No último dia 19 de março, foi lançado o novo Relatório Mundial das Nações Unidas sobre Desenvolvimento dos Recursos Hídricos, intitulado “Não deixar ninguém para trás”. Embora, desde 2010, o acesso à água seja reconhecido internacionalmente como um direito humano universal, o documento mostra que mais de 2 bilhões de pessoas vivenciam uma situação de alto estresse hídrico, não dispondo dos serviços mais básicos de abastecimento de água e de saneamento.

O desafio é enorme e significa que três, em cada dez pessoas, não têm acesso à água potável segura. Além disso, cerca de 4 bilhões enfrentam escassez severa de água, durante pelo menos um mês do ano. Esses números mundiais ainda escondem as desigualdades significativas que há entre e dentro de regiões, países, comunidades e até mesmo bairros.

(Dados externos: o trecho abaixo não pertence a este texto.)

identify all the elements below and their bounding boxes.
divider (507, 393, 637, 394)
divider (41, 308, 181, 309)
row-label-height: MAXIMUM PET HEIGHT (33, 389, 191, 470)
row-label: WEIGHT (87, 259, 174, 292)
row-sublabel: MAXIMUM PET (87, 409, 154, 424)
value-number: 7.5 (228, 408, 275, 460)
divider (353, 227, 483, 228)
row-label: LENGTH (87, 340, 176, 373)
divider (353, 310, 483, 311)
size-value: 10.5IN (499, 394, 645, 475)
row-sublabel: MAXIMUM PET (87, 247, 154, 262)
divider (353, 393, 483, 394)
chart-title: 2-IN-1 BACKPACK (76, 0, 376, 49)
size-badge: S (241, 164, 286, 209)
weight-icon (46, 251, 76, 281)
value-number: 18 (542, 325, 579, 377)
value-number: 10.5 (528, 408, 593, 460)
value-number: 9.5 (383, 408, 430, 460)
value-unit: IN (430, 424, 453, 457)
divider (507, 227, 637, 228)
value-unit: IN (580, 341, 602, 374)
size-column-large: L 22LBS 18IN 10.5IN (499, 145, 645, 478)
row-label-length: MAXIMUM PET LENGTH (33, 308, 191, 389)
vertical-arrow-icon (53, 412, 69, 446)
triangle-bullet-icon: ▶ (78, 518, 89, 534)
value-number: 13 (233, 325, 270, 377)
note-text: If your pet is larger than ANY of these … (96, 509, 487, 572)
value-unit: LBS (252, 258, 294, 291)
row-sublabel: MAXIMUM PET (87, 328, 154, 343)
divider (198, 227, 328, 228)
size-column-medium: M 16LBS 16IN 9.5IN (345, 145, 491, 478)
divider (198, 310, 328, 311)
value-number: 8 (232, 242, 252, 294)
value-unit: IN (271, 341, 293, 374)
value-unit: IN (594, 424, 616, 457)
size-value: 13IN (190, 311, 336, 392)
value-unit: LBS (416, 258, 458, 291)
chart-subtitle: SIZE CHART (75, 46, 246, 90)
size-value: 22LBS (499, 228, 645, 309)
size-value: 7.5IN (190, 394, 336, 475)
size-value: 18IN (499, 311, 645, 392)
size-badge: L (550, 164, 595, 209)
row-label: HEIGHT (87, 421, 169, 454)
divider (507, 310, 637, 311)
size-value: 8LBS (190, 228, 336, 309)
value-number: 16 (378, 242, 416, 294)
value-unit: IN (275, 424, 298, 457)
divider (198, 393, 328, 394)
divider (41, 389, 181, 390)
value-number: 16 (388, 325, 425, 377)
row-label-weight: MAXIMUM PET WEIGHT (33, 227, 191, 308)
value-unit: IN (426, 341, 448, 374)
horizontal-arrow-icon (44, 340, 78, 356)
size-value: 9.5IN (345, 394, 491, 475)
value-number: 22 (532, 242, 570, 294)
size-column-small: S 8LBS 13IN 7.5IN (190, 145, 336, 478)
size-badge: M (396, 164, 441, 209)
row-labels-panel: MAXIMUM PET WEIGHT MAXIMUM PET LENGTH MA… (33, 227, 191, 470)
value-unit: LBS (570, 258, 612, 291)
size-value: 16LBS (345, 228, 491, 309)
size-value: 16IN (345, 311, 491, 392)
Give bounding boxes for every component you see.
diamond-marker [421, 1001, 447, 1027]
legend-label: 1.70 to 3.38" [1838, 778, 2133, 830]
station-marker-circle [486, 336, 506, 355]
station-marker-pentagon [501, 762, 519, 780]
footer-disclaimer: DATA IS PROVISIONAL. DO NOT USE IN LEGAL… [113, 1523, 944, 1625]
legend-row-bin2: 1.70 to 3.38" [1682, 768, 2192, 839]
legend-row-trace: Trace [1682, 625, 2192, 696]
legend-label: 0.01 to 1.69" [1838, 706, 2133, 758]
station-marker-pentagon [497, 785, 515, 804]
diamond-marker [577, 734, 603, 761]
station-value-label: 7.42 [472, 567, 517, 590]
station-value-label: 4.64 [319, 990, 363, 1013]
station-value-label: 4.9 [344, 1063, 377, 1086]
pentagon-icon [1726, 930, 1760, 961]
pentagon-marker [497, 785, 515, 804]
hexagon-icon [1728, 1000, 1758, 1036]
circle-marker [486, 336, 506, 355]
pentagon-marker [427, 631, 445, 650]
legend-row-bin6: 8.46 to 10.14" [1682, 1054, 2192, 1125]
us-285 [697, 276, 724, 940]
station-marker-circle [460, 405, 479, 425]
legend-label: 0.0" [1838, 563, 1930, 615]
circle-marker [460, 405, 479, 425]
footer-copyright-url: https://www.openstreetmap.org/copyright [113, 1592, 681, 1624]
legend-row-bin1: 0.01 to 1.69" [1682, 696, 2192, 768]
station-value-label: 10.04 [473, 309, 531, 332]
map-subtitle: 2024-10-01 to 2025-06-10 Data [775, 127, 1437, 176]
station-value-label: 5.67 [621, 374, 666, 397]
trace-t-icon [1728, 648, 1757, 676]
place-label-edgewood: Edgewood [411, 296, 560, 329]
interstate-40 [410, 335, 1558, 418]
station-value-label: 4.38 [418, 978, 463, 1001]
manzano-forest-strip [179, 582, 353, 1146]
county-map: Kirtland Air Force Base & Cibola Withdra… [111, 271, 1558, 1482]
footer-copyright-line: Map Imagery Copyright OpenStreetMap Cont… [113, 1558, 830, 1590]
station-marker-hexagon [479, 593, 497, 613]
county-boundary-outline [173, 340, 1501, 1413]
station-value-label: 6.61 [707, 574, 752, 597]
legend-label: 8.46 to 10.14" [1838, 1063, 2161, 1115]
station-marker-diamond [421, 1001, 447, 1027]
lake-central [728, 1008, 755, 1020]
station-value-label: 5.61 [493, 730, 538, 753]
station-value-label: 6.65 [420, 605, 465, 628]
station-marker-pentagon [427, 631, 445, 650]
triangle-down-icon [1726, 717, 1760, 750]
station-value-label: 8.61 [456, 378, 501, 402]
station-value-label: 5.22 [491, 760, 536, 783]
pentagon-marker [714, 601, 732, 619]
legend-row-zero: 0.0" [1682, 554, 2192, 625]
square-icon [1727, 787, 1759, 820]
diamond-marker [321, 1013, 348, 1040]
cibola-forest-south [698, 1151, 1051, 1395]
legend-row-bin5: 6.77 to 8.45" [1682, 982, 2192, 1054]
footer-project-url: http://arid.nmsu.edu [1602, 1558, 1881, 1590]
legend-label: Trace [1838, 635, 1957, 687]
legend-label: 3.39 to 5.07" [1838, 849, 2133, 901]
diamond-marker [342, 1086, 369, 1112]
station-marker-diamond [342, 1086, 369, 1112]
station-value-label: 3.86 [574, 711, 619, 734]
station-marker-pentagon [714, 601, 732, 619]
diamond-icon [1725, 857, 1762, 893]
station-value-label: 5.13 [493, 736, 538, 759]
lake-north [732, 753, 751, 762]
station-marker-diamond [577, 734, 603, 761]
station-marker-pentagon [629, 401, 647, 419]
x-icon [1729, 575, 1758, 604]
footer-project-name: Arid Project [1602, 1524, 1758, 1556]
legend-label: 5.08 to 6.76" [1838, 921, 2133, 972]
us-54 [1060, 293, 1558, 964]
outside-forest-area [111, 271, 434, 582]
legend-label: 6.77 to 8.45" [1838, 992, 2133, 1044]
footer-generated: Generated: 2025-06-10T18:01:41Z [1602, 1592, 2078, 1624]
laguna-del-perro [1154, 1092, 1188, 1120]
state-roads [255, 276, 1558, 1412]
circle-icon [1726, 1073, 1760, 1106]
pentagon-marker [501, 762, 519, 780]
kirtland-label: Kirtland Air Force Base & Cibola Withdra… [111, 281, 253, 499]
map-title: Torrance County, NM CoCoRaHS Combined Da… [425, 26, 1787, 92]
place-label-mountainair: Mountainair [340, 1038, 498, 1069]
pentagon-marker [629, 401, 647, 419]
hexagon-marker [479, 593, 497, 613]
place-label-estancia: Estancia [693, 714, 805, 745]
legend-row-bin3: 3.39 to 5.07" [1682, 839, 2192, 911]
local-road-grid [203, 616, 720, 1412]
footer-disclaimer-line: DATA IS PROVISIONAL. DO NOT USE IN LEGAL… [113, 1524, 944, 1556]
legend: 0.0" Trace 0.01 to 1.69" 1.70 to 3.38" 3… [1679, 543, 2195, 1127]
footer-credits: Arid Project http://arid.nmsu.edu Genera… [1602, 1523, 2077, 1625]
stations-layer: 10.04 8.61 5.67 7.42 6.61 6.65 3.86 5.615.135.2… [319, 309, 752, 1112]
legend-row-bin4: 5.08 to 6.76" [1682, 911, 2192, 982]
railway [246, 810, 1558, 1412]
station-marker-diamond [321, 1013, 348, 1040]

No Brasil, problemas relacionados ao abastecimento de água estão presentes em praticamente todos os municípios e afetam toda a população: rios e mananciais poluídos, aumento das demandas, conflitos pelo uso da água, perdas e desperdício, secas, ameaça de colapso no abastecimento e gestão ineficiente.

Todavia, em função de o tema do Dia Mundial da Água deste ano destacar grupos sociais excluídos, iremos discutir, neste post, a situação da população historicamente afetada pela seca, em áreas ambientalmente vulneráveis do Semiárido brasileiro.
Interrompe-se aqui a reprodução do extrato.